Foi precisa mais uma semana de convalescença para que Aspinella juntasse todas as peças. Fôra uma armadilha. E o único tipo que podia tê-la montado era Heskow. E o fato de faltarem quarenta mil dólares no saco significava que aquele porco ganancioso não resistira a roubar a sua própria gente. Bom, ela havia de pôr-se boa, pensou, e então voltaria a ter uma conversa com o sr. Heskow.
Capítulo 10
Astorre passou a ser extremamente cuidadoso nos seus movimentos, não só para evitar um ataque, mas também para não dar motivo a que o prendessem fosse por que motivo fosse. Mantinha-se sempre perto de casa, guardada vinte e quatro horas por dia por equipes de cinco homens. Mandara colocar sensores no bosque e nos terrenos circundantes, e luzes infravermelhas para vigilância noturna. Quando se arriscava a sair, era com seis guarda-costas, divididos em três equipes de dois. Por vezes viajava sozinho, confiando no segredo e na surpresa e nas suas próprias capacidades se encontrasse apenas um ou dois assassinos. O ataque contra os dois detetives fôra necessário, mas provocara uma pressão enorme. E quando Aspinella Washington recuperasse, aperceber-se-ia imediatamente de que fora Heskow quem a traíra. E se Heskow falasse, Aspinella não hesitaria em ir atrás dele.

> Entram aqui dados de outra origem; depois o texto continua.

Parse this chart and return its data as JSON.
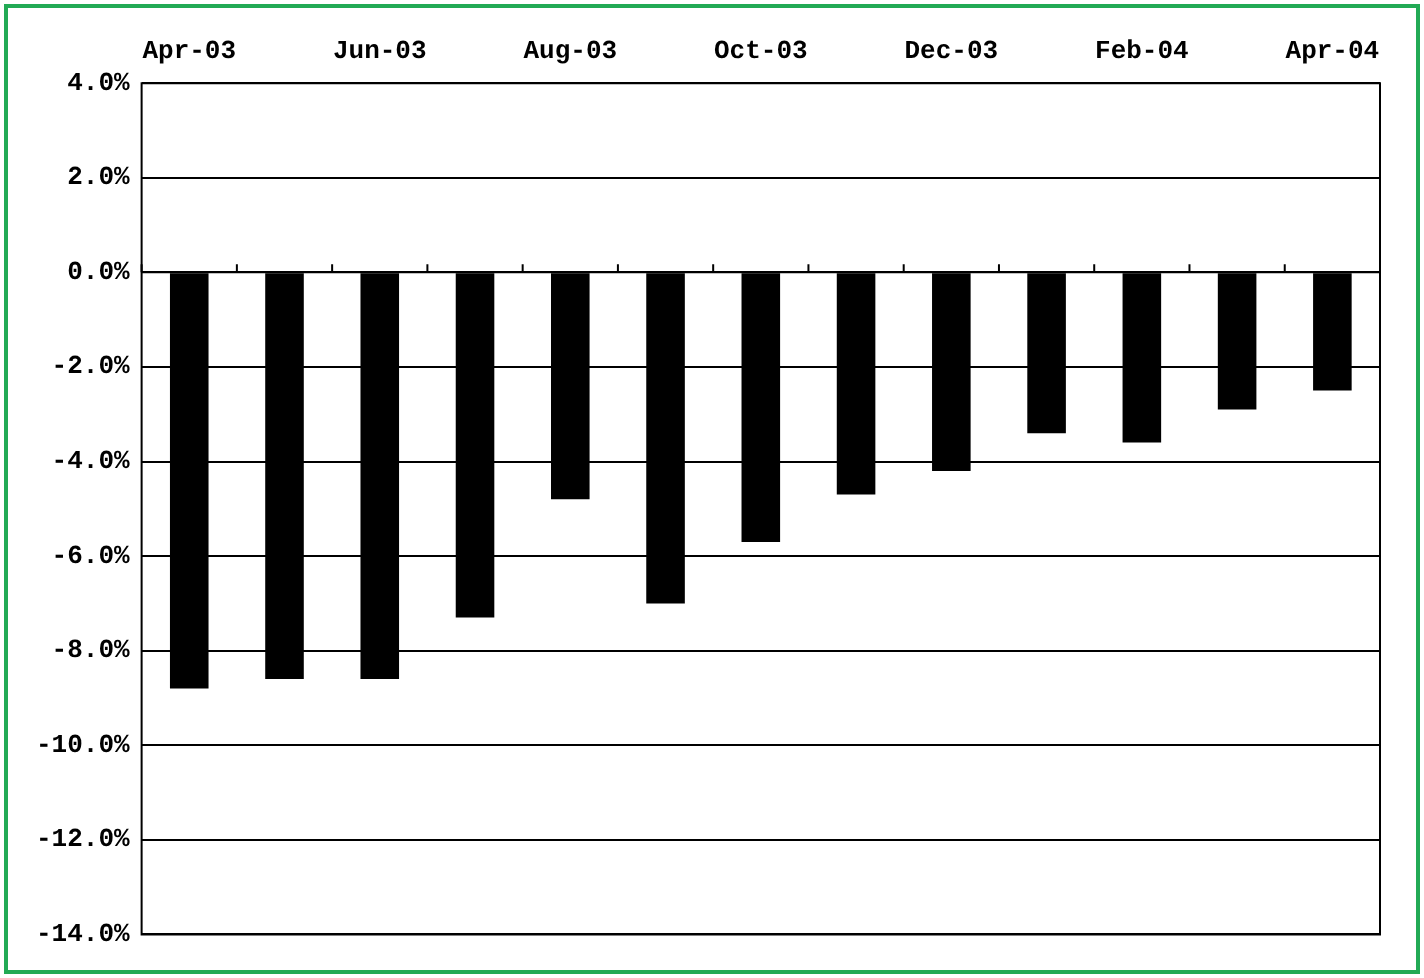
{
  "chart_data": {
    "type": "bar",
    "categories": [
      "Apr-03",
      null,
      "Jun-03",
      null,
      "Aug-03",
      null,
      "Oct-03",
      null,
      "Dec-03",
      null,
      "Feb-04",
      null,
      "Apr-04"
    ],
    "values": [
      -8.8,
      -8.6,
      -8.6,
      -7.3,
      -4.8,
      -7.0,
      -5.7,
      -4.7,
      -4.2,
      -3.4,
      -3.6,
      -2.9,
      -2.5
    ],
    "color": "#000000",
    "ylim": [
      -14,
      4
    ],
    "yticks": [
      {
        "value": -14,
        "label": "-14.0%"
      },
      {
        "value": -12,
        "label": "-12.0%"
      },
      {
        "value": -10,
        "label": "-10.0%"
      },
      {
        "value": -8,
        "label": "-8.0%"
      },
      {
        "value": -6,
        "label": "-6.0%"
      },
      {
        "value": -4,
        "label": "-4.0%"
      },
      {
        "value": -2,
        "label": "-2.0%"
      },
      {
        "value": 0,
        "label": "0.0%"
      },
      {
        "value": 2,
        "label": "2.0%"
      },
      {
        "value": 4,
        "label": "4.0%"
      }
    ],
    "grid": "y",
    "legend": false
  }
}
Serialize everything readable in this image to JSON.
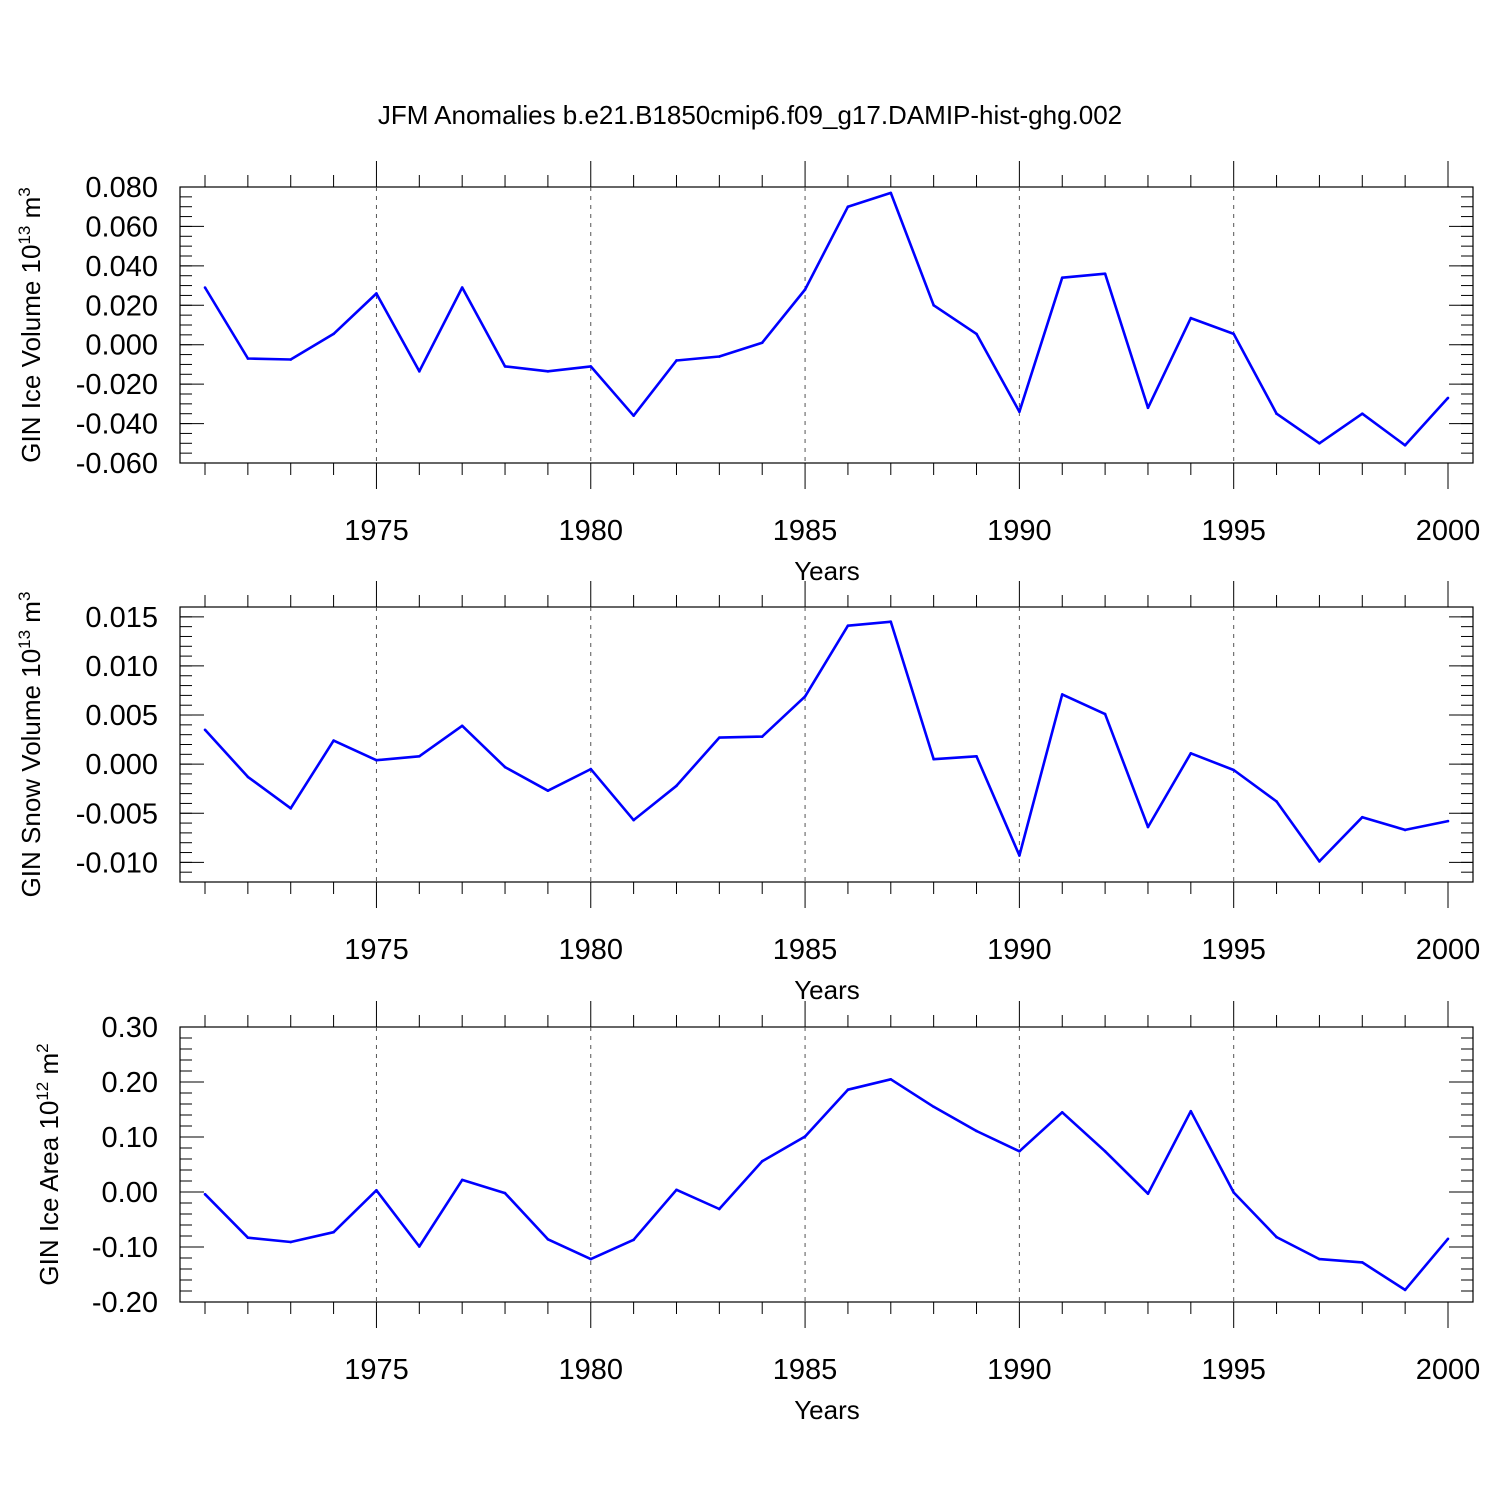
{
  "title": "JFM Anomalies b.e21.B1850cmip6.f09_g17.DAMIP-hist-ghg.002",
  "colors": {
    "line": "#0000ff",
    "axis": "#000000",
    "grid": "#555555"
  },
  "chart_data": [
    {
      "type": "line",
      "ylabel_prefix": "GIN Ice Volume 10",
      "ylabel_exp": "13",
      "ylabel_unit": " m",
      "ylabel_unit_exp": "3",
      "xlabel": "Years",
      "xlim": [
        1971,
        2000
      ],
      "ylim": [
        -0.06,
        0.08
      ],
      "yticks": [
        0.08,
        0.06,
        0.04,
        0.02,
        0.0,
        -0.02,
        -0.04,
        -0.06
      ],
      "yticklabels": [
        "0.080",
        "0.060",
        "0.040",
        "0.020",
        "0.000",
        "-0.020",
        "-0.040",
        "-0.060"
      ],
      "yminor": 0.005,
      "xticks": [
        1975,
        1980,
        1985,
        1990,
        1995,
        2000
      ],
      "xticklabels": [
        "1975",
        "1980",
        "1985",
        "1990",
        "1995",
        "2000"
      ],
      "x": [
        1971,
        1972,
        1973,
        1974,
        1975,
        1976,
        1977,
        1978,
        1979,
        1980,
        1981,
        1982,
        1983,
        1984,
        1985,
        1986,
        1987,
        1988,
        1989,
        1990,
        1991,
        1992,
        1993,
        1994,
        1995,
        1996,
        1997,
        1998,
        1999,
        2000
      ],
      "values": [
        0.029,
        -0.007,
        -0.0075,
        0.0055,
        0.026,
        -0.0135,
        0.029,
        -0.011,
        -0.0135,
        -0.011,
        -0.036,
        -0.008,
        -0.006,
        0.001,
        0.028,
        0.07,
        0.077,
        0.02,
        0.0055,
        -0.034,
        0.034,
        0.036,
        -0.032,
        0.0135,
        0.0055,
        -0.035,
        -0.05,
        -0.035,
        -0.051,
        -0.027
      ]
    },
    {
      "type": "line",
      "ylabel_prefix": "GIN Snow Volume 10",
      "ylabel_exp": "13",
      "ylabel_unit": " m",
      "ylabel_unit_exp": "3",
      "xlabel": "Years",
      "xlim": [
        1971,
        2000
      ],
      "ylim": [
        -0.012,
        0.016
      ],
      "yticks": [
        0.015,
        0.01,
        0.005,
        0.0,
        -0.005,
        -0.01
      ],
      "yticklabels": [
        "0.015",
        "0.010",
        "0.005",
        "0.000",
        "-0.005",
        "-0.010"
      ],
      "yminor": 0.001,
      "xticks": [
        1975,
        1980,
        1985,
        1990,
        1995,
        2000
      ],
      "xticklabels": [
        "1975",
        "1980",
        "1985",
        "1990",
        "1995",
        "2000"
      ],
      "x": [
        1971,
        1972,
        1973,
        1974,
        1975,
        1976,
        1977,
        1978,
        1979,
        1980,
        1981,
        1982,
        1983,
        1984,
        1985,
        1986,
        1987,
        1988,
        1989,
        1990,
        1991,
        1992,
        1993,
        1994,
        1995,
        1996,
        1997,
        1998,
        1999,
        2000
      ],
      "values": [
        0.0035,
        -0.0013,
        -0.0045,
        0.0024,
        0.0004,
        0.0008,
        0.0039,
        -0.0003,
        -0.0027,
        -0.0005,
        -0.0057,
        -0.0022,
        0.0027,
        0.0028,
        0.0069,
        0.0141,
        0.0145,
        0.0005,
        0.0008,
        -0.0093,
        0.0071,
        0.0051,
        -0.0064,
        0.0011,
        -0.0006,
        -0.0038,
        -0.0099,
        -0.0054,
        -0.0067,
        -0.0058
      ]
    },
    {
      "type": "line",
      "ylabel_prefix": "GIN Ice Area 10",
      "ylabel_exp": "12",
      "ylabel_unit": " m",
      "ylabel_unit_exp": "2",
      "xlabel": "Years",
      "xlim": [
        1971,
        2000
      ],
      "ylim": [
        -0.2,
        0.3
      ],
      "yticks": [
        0.3,
        0.2,
        0.1,
        0.0,
        -0.1,
        -0.2
      ],
      "yticklabels": [
        "0.30",
        "0.20",
        "0.10",
        "0.00",
        "-0.10",
        "-0.20"
      ],
      "yminor": 0.02,
      "xticks": [
        1975,
        1980,
        1985,
        1990,
        1995,
        2000
      ],
      "xticklabels": [
        "1975",
        "1980",
        "1985",
        "1990",
        "1995",
        "2000"
      ],
      "x": [
        1971,
        1972,
        1973,
        1974,
        1975,
        1976,
        1977,
        1978,
        1979,
        1980,
        1981,
        1982,
        1983,
        1984,
        1985,
        1986,
        1987,
        1988,
        1989,
        1990,
        1991,
        1992,
        1993,
        1994,
        1995,
        1996,
        1997,
        1998,
        1999,
        2000
      ],
      "values": [
        -0.004,
        -0.083,
        -0.091,
        -0.073,
        0.003,
        -0.099,
        0.022,
        -0.002,
        -0.086,
        -0.122,
        -0.087,
        0.004,
        -0.031,
        0.056,
        0.101,
        0.186,
        0.205,
        0.155,
        0.111,
        0.074,
        0.145,
        0.074,
        -0.003,
        0.147,
        -0.001,
        -0.082,
        -0.122,
        -0.128,
        -0.178,
        -0.085
      ]
    }
  ]
}
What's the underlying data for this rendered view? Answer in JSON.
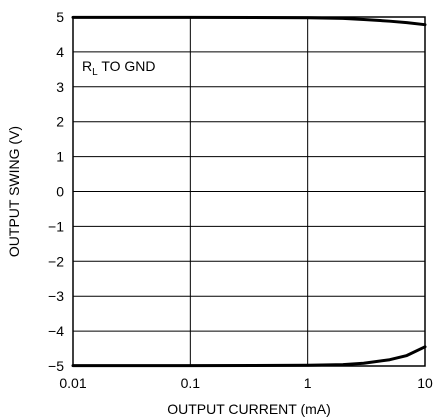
{
  "chart_data": {
    "type": "line",
    "xlabel": "OUTPUT CURRENT (mA)",
    "ylabel": "OUTPUT SWING (V)",
    "xscale": "log",
    "xlim": [
      0.01,
      10
    ],
    "ylim": [
      -5,
      5
    ],
    "xticks": [
      0.01,
      0.1,
      1,
      10
    ],
    "xtick_labels": [
      "0.01",
      "0.1",
      "1",
      "10"
    ],
    "yticks": [
      5,
      4,
      3,
      2,
      1,
      0,
      -1,
      -2,
      -3,
      -4,
      -5
    ],
    "ytick_labels": [
      "5",
      "4",
      "3",
      "2",
      "1",
      "0",
      "−1",
      "−2",
      "−3",
      "−4",
      "−5"
    ],
    "grid": true,
    "annotation": {
      "main": "R",
      "sub": "L",
      "rest": " TO GND"
    },
    "series": [
      {
        "x": [
          0.01,
          0.1,
          1,
          2,
          3,
          5,
          7,
          10
        ],
        "y": [
          4.99,
          4.99,
          4.98,
          4.96,
          4.93,
          4.88,
          4.84,
          4.78
        ]
      },
      {
        "x": [
          0.01,
          0.1,
          1,
          2,
          3,
          5,
          7,
          10
        ],
        "y": [
          -4.99,
          -4.99,
          -4.98,
          -4.96,
          -4.92,
          -4.82,
          -4.7,
          -4.45
        ]
      }
    ]
  }
}
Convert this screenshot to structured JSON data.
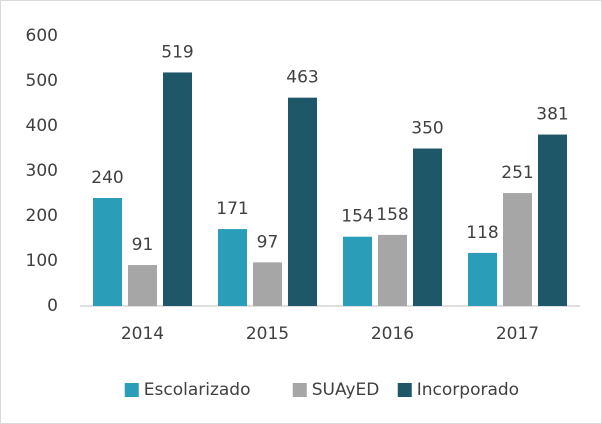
{
  "chart_data": {
    "type": "bar",
    "categories": [
      "2014",
      "2015",
      "2016",
      "2017"
    ],
    "series": [
      {
        "name": "Escolarizado",
        "color": "#2a9db8",
        "values": [
          240,
          171,
          154,
          118
        ]
      },
      {
        "name": "SUAyED",
        "color": "#a6a6a6",
        "values": [
          91,
          97,
          158,
          251
        ]
      },
      {
        "name": "Incorporado",
        "color": "#1e5868",
        "values": [
          519,
          463,
          350,
          381
        ]
      }
    ],
    "ylim": [
      0,
      600
    ],
    "yticks": [
      0,
      100,
      200,
      300,
      400,
      500,
      600
    ],
    "grid": false,
    "legend": "bottom"
  }
}
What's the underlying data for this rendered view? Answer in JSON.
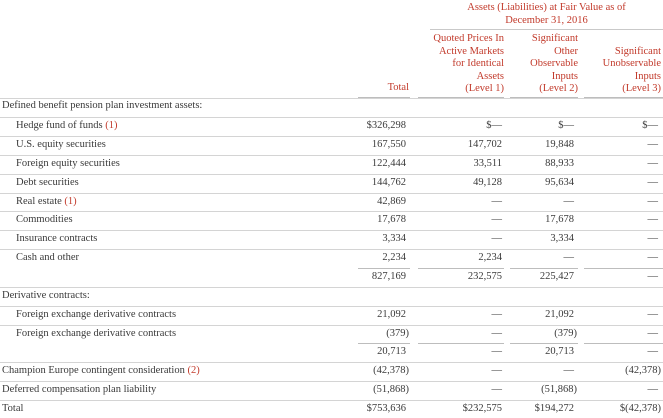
{
  "header": {
    "group_line1": "Assets (Liabilities) at Fair Value as of",
    "group_line2": "December 31, 2016",
    "col_total": "Total",
    "col_level1": [
      "Quoted Prices In",
      "Active Markets",
      "for Identical",
      "Assets",
      "(Level 1)"
    ],
    "col_level2": [
      "Significant",
      "Other",
      "Observable",
      "Inputs",
      "(Level 2)"
    ],
    "col_level3": [
      "Significant",
      "Unobservable",
      "Inputs",
      "(Level 3)"
    ]
  },
  "sections": {
    "pension": "Defined benefit pension plan investment assets:",
    "derivative": "Derivative contracts:"
  },
  "rows": {
    "hedge": {
      "label": "Hedge fund of funds",
      "note": "(1)",
      "total": "$326,298",
      "l1": "$—",
      "l2": "$—",
      "l3": "$—"
    },
    "us_equity": {
      "label": "U.S. equity securities",
      "total": "167,550",
      "l1": "147,702",
      "l2": "19,848",
      "l3": "—"
    },
    "foreign_equity": {
      "label": "Foreign equity securities",
      "total": "122,444",
      "l1": "33,511",
      "l2": "88,933",
      "l3": "—"
    },
    "debt": {
      "label": "Debt securities",
      "total": "144,762",
      "l1": "49,128",
      "l2": "95,634",
      "l3": "—"
    },
    "real_estate": {
      "label": "Real estate",
      "note": "(1)",
      "total": "42,869",
      "l1": "—",
      "l2": "—",
      "l3": "—"
    },
    "commodities": {
      "label": "Commodities",
      "total": "17,678",
      "l1": "—",
      "l2": "17,678",
      "l3": "—"
    },
    "insurance": {
      "label": "Insurance contracts",
      "total": "3,334",
      "l1": "—",
      "l2": "3,334",
      "l3": "—"
    },
    "cash": {
      "label": "Cash and other",
      "total": "2,234",
      "l1": "2,234",
      "l2": "—",
      "l3": "—"
    },
    "pension_subtotal": {
      "total": "827,169",
      "l1": "232,575",
      "l2": "225,427",
      "l3": "—"
    },
    "fx1": {
      "label": "Foreign exchange derivative contracts",
      "total": "21,092",
      "l1": "—",
      "l2": "21,092",
      "l3": "—"
    },
    "fx2": {
      "label": "Foreign exchange derivative contracts",
      "total": "(379)",
      "l1": "—",
      "l2": "(379)",
      "l3": "—"
    },
    "deriv_subtotal": {
      "total": "20,713",
      "l1": "—",
      "l2": "20,713",
      "l3": "—"
    },
    "champion": {
      "label": "Champion Europe contingent consideration",
      "note": "(2)",
      "total": "(42,378)",
      "l1": "—",
      "l2": "—",
      "l3": "(42,378)"
    },
    "deferred": {
      "label": "Deferred compensation plan liability",
      "total": "(51,868)",
      "l1": "—",
      "l2": "(51,868)",
      "l3": "—"
    },
    "grand_total": {
      "label": "Total",
      "total": "$753,636",
      "l1": "$232,575",
      "l2": "$194,272",
      "l3": "$(42,378)"
    }
  }
}
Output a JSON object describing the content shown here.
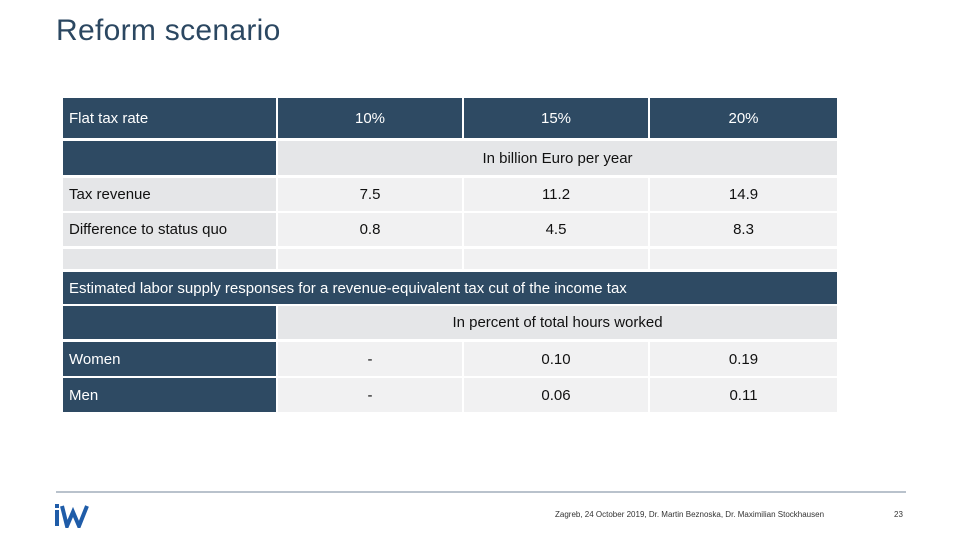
{
  "slide": {
    "title": "Reform scenario"
  },
  "table1": {
    "header": {
      "label": "Flat tax rate",
      "col1": "10%",
      "col2": "15%",
      "col3": "20%"
    },
    "unit_note": "In billion Euro per year",
    "rows": [
      {
        "label": "Tax revenue",
        "v1": "7.5",
        "v2": "11.2",
        "v3": "14.9"
      },
      {
        "label": "Difference to status quo",
        "v1": "0.8",
        "v2": "4.5",
        "v3": "8.3"
      }
    ]
  },
  "table2": {
    "heading": "Estimated labor supply responses for a revenue-equivalent tax cut of the income tax",
    "unit_note": "In percent of total hours worked",
    "rows": [
      {
        "label": "Women",
        "v1": "-",
        "v2": "0.10",
        "v3": "0.19"
      },
      {
        "label": "Men",
        "v1": "-",
        "v2": "0.06",
        "v3": "0.11"
      }
    ]
  },
  "footer": {
    "logo_text": "iW",
    "text": "Zagreb, 24 October 2019, Dr. Martin Beznoska, Dr. Maximilian Stockhausen",
    "page_number": "23"
  },
  "colors": {
    "header_blue": "#2e4a63",
    "row_gray": "#e5e6e8",
    "logo_blue": "#1f5ca8"
  }
}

Tinha perfeita consciência da enormidade do seu problema. Conhecia os nomes de todos os homens responsáveis pela morte do Don e sabia as dificuldades que teria de vencer. Havia Kurt Cilke, essencialmente intocável; Timmona Portella, que ordenara o assassínio; e também Inzio Tulippa, Grazziella e o cônsul-geral do Peru. Os únicos que conseguira punir tinham sido os irmãos Sturzo, e esses não passavam de simples peões naquele jogo.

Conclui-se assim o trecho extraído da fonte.